TRANSPARENCY (Fig. 17.24 A and B) Changes in DNA, categories:
(1) change base in degenerate 3rd position - no effect
(2) change a base that matters - "missense" - the protein will have a different amino acid
Sickle cell anemia is severe. The Siamese cat presents an interesting minor (temperature sensitive) example in that it makes melanin in the cool extremities (permnissive temperature) when the enzyme is not denatured by the body's core temperature (restrictive temperature); there would be a conservative amino change.

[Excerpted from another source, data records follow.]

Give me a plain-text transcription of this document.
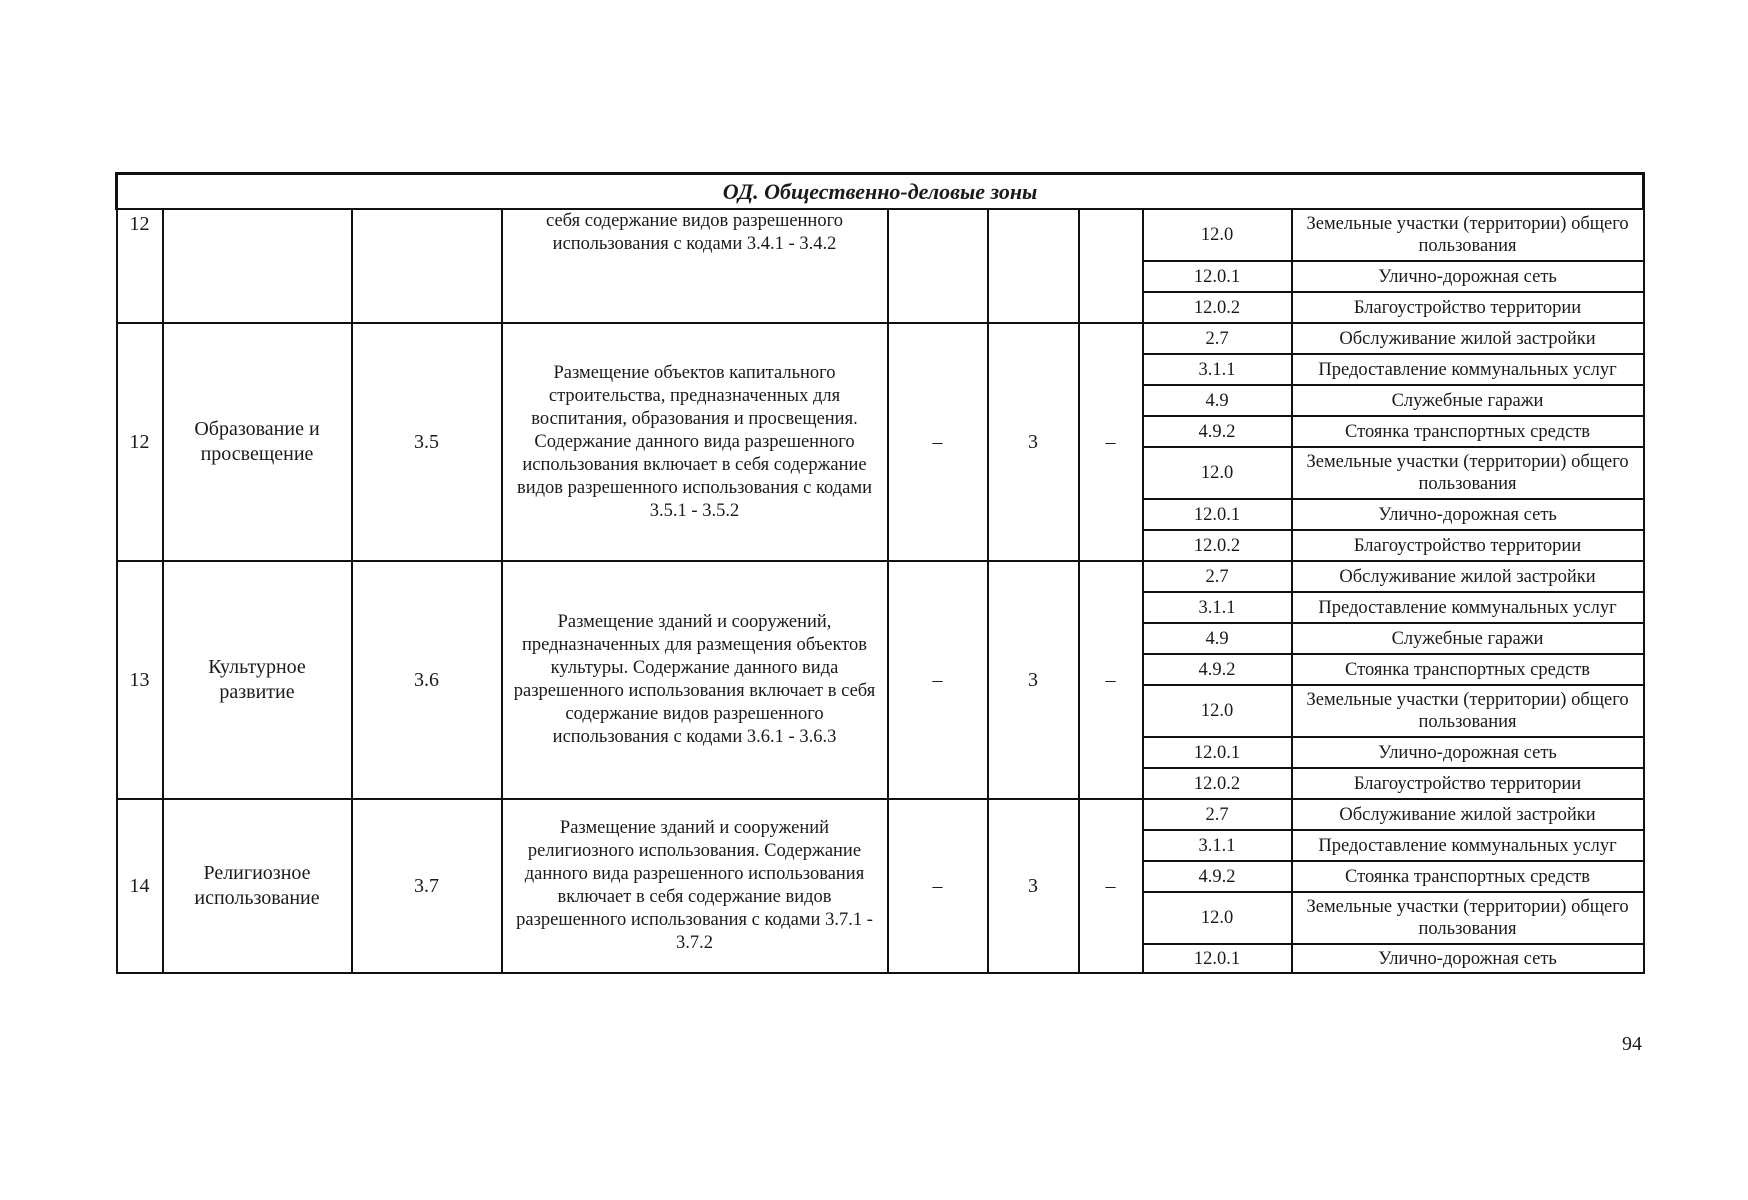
ОД. Общественно-деловые зоны								
12			себя содержание видов разрешенного использования с кодами 3.4.1 - 3.4.2				12.0	Земельные участки (территории) общего пользования
							12.0.1	Улично-дорожная сеть
							12.0.2	Благоустройство территории
12	Образование и просвещение	3.5	Размещение объектов капитального строительства, предназначенных для воспитания, образования и просвещения. Содержание данного вида разрешенного использования включает в себя содержание видов разрешенного использования с кодами 3.5.1 - 3.5.2	–	3	–	2.7	Обслуживание жилой застройки
							3.1.1	Предоставление коммунальных услуг
							4.9	Служебные гаражи
							4.9.2	Стоянка транспортных средств
							12.0	Земельные участки (территории) общего пользования
							12.0.1	Улично-дорожная сеть
							12.0.2	Благоустройство территории
13	Культурное развитие	3.6	Размещение зданий и сооружений, предназначенных для размещения объектов культуры. Содержание данного вида разрешенного использования включает в себя содержание видов разрешенного использования с кодами 3.6.1 - 3.6.3	–	3	–	2.7	Обслуживание жилой застройки
							3.1.1	Предоставление коммунальных услуг
							4.9	Служебные гаражи
							4.9.2	Стоянка транспортных средств
							12.0	Земельные участки (территории) общего пользования
							12.0.1	Улично-дорожная сеть
							12.0.2	Благоустройство территории
14	Религиозное использование	3.7	Размещение зданий и сооружений религиозного использования. Содержание данного вида разрешенного использования включает в себя содержание видов разрешенного использования с кодами 3.7.1 - 3.7.2	–	3	–	2.7	Обслуживание жилой застройки
							3.1.1	Предоставление коммунальных услуг
							4.9.2	Стоянка транспортных средств
							12.0	Земельные участки (территории) общего пользования
							12.0.1	Улично-дорожная сеть
94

(3) change base so that there is a stop codon - "nonsense" the protein will not be full length
(4) insertion or deletion - many amino acid changes and/or premature stop
To understand this last point, I introduce the expression "open reading frame;" even though you could conceivably start anywhere, only if you start in right place the right one of 3 nucleotides) for a normal (non-mutant) gene will the reading proceed for a reasonable distance without hitting a stop codon.